The major difference here is that the endgame goal isn’t to dominate an ancient dungeon, create the fanciest new trousers, or reach some mythical mecca; it is simply to exist in this world, to build and farm, explore and create, without worrying you’ll be woken up one night by a tentacled horror from beyond the void trying to get in your sleeping bag with you.
Instead, you’ll build and gather, run and rocket boost, and you can even get out of your mech if you want to – though you’ll be unable to gather with your puny arms. Sometimes you’ve no choice but to get out, by the way, as if you take a tumble into water or off a ledge you can end up stuck upside down. Luckily those puny human arms are able to “flip” the mech over if it gets stuck, so I don’t know who’s fooling who here.
While Lightyear Frontier may not have the same “striding boldly into the unknown” appeal of something like Valheim, Nightingale, or Enshrouded, it’s more about being at one with your own little planet. There are “missions” that task you with clearing up gunk or pulling weeds, and you can feed animals with specific types of food that you’ll need to find or process. If anything, Lightyear Frontier isn’t always super clear on what you need to do next or where you can find certain ingredients, but with huge open areas, dark caves that often contain a hint of sci-fi mystery, and dense woodland, there are plenty of places to explore for materials.

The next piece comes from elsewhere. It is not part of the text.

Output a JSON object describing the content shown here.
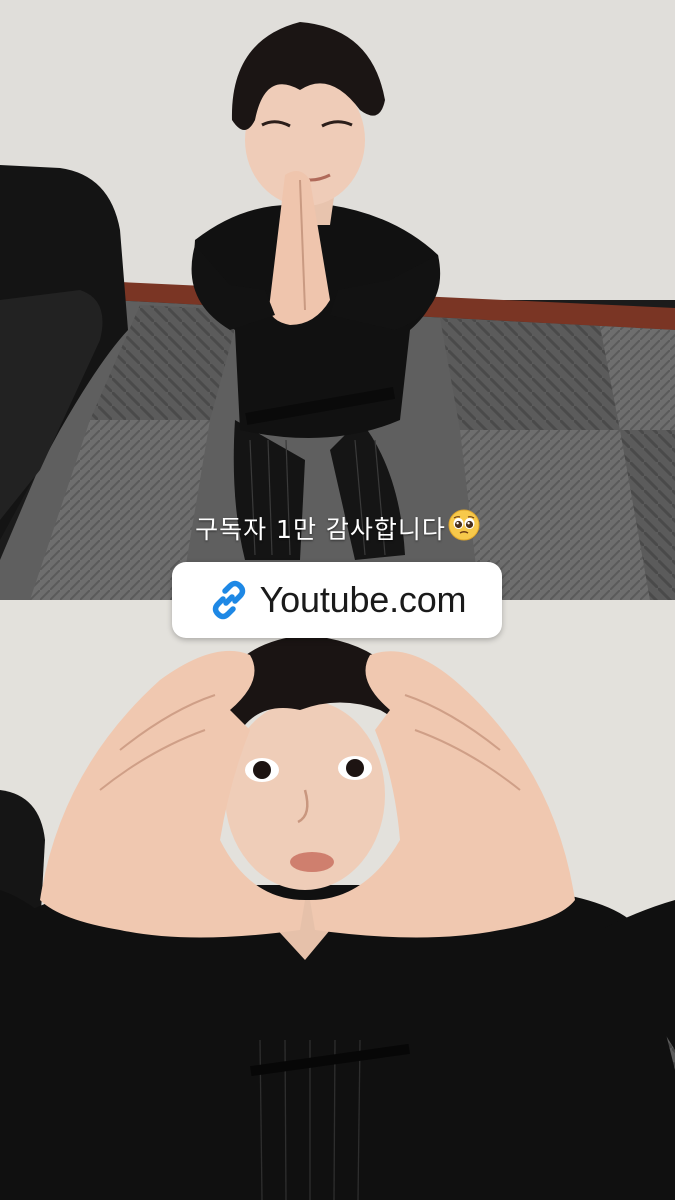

If you need a hand, you can also invite a friend in to co-op with you, and work together to build your farmstead. It speeds up gathering and processing, as you can imagine, and is just a really wholesome experience. I’m sure there are ways to grief one another, but why would you? Lightyear Frontier is a lovely, chilled, stress-free experience and one of the rare ones that isn’t ruined by the presence of another player.
There are some cool quality of life features right out of the box, too. As in Nightingale, for instance, Lightyear allows you to lay the ghost of what you’re planning to build and fill up the materials as you gather them, making it super easy to plan your next move and stay focused on a project. The build menu and placement feels a little clunky with a controller, but these things are usually tweaked throughout the early access period.

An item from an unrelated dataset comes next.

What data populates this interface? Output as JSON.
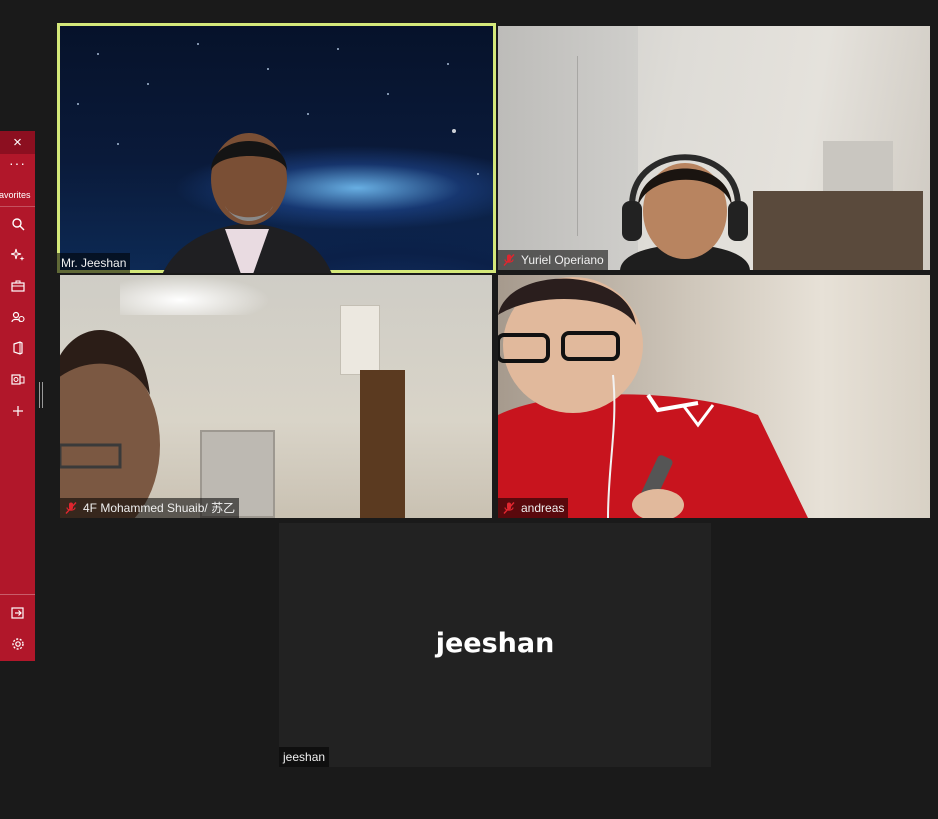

As with any survival-crafting-farming game in early access, Lightyear Frontier will only grown and evolve – but unlike many of its contemporaries, it already feels like a complete experience. How long it can sustain my interest with so few possibilities of sudden death or unannounced explosions of violent fury when the wildlife is careless enough to wander through my domain remains to be seen, but if you want a relaxing, good-looking, steady little farming sim with a touch of sci-fi and lots of scope to build and grow, Lightyear Frontier’s early access offering is worth checking out.
Lightyear Frontier comes to early access on PC via Steam and Xbox preview program on Xbox Series S|X on March 19th.